I have tried all kind of ways to resolve this, but keep running into this same problem, no matter what path I take.

My guess is, that theses packages' versions are conflicting at this point.

How can I resolve this until it gets fixed?

Upvotes: 3

Views: 320

Answers (2)

ehird
ehird

Reputation: 40787

You might want to try installing the new Yesod Platform (Hackage page):

cabal install yesod-platform

It's a metapackage that depends on specific versions of Yesod and all its dependencies, designed to avoid versioning conflicts like this.

You could also try the in-development version of cabal-install, which has the modular dependency solver Michael mentioned. If you darcs get --lazy http://darcs.haskell.org/cabal/, you should be able to run bootstrap.sh in cabal/cabal-install to install it (but you should probably wipe ~/.cabal and ~/.ghc first).1 You still have to explicitly request the modular solver by passing --solver=modular to cabal, though.

Note that, even though it's a development version, it's actually pretty stable; lots of people on GHC 7.4.1 (including me) use it, since the version on Hackage doesn't compile.

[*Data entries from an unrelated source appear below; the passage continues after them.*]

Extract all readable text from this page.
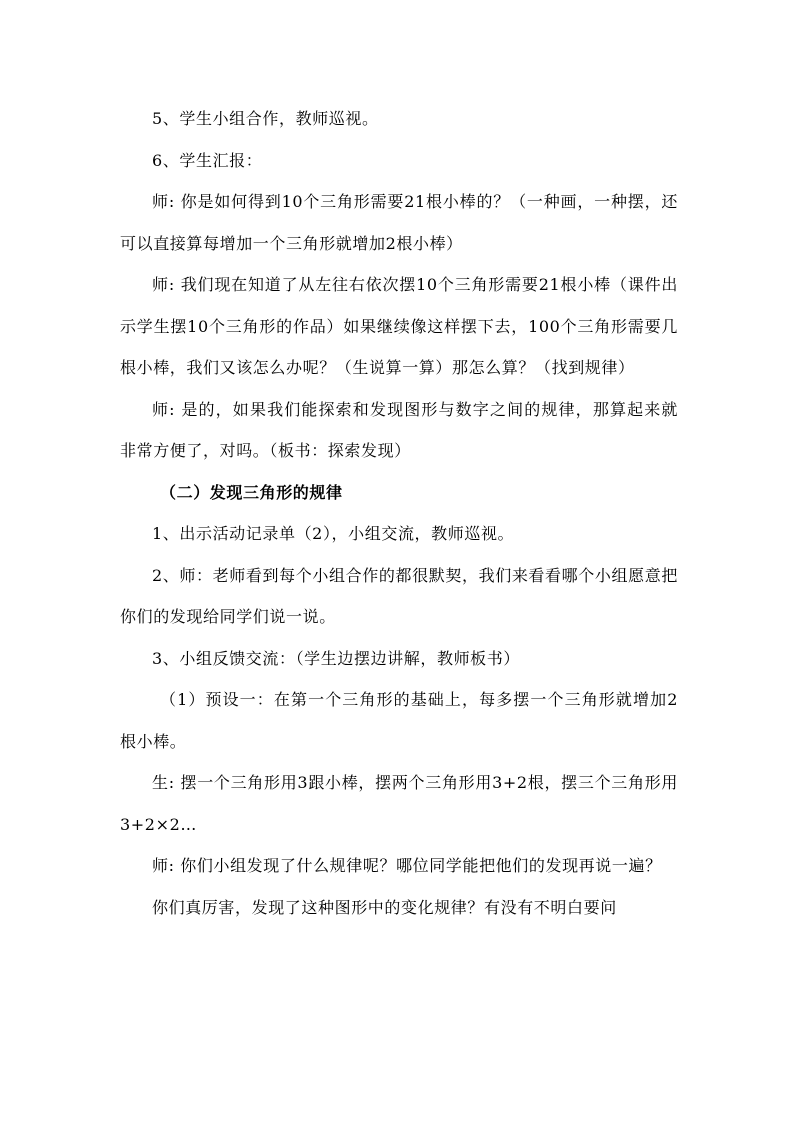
5、学生小组合作，教师巡视。

6、学生汇报：

师: 你是如何得到10个三角形需要21根小棒的？（一种画，一种摆，还可以直接算每增加一个三角形就增加2根小棒）

师: 我们现在知道了从左往右依次摆10个三角形需要21根小棒（课件出示学生摆10个三角形的作品）如果继续像这样摆下去，100个三角形需要几根小棒，我们又该怎么办呢？（生说算一算）那怎么算？（找到规律）

师: 是的，如果我们能探索和发现图形与数字之间的规律，那算起来就非常方便了，对吗。（板书：探索发现）

（二）发现三角形的规律

1、出示活动记录单（2），小组交流，教师巡视。

2、师：老师看到每个小组合作的都很默契，我们来看看哪个小组愿意把你们的发现给同学们说一说。

3、小组反馈交流：（学生边摆边讲解，教师板书）

（1）预设一：在第一个三角形的基础上，每多摆一个三角形就增加2根小棒。

生: 摆一个三角形用3跟小棒，摆两个三角形用3+2根，摆三个三角形用3+2×2…

师: 你们小组发现了什么规律呢？哪位同学能把他们的发现再说一遍？

你们真厉害，发现了这种图形中的变化规律？有没有不明白要问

I haven't had any issues so far.

1 This is for Linux; I think the relevant directory is ~/Library/Haskell on OS X. I have no idea what to do on Windows, especially since the shell script won't run there.

Upvotes: 3

Michael Snoyman
Michael Snoyman

Reputation: 31305

This is a prime example of cabal dependency hell. Theoretically, the fault lies with zlib-enum, since it should have had a major version bump to reflect the major version bump with zlib-bindings. But really, the problem is cabal's dependency analyzer. The new one will hopefully be ready soon.

In the meanwhile, depending on zlib-enum <= 0.2.1 should work.

Also, @ehird's answer should be helpful too, though it may not entirely solve the problem.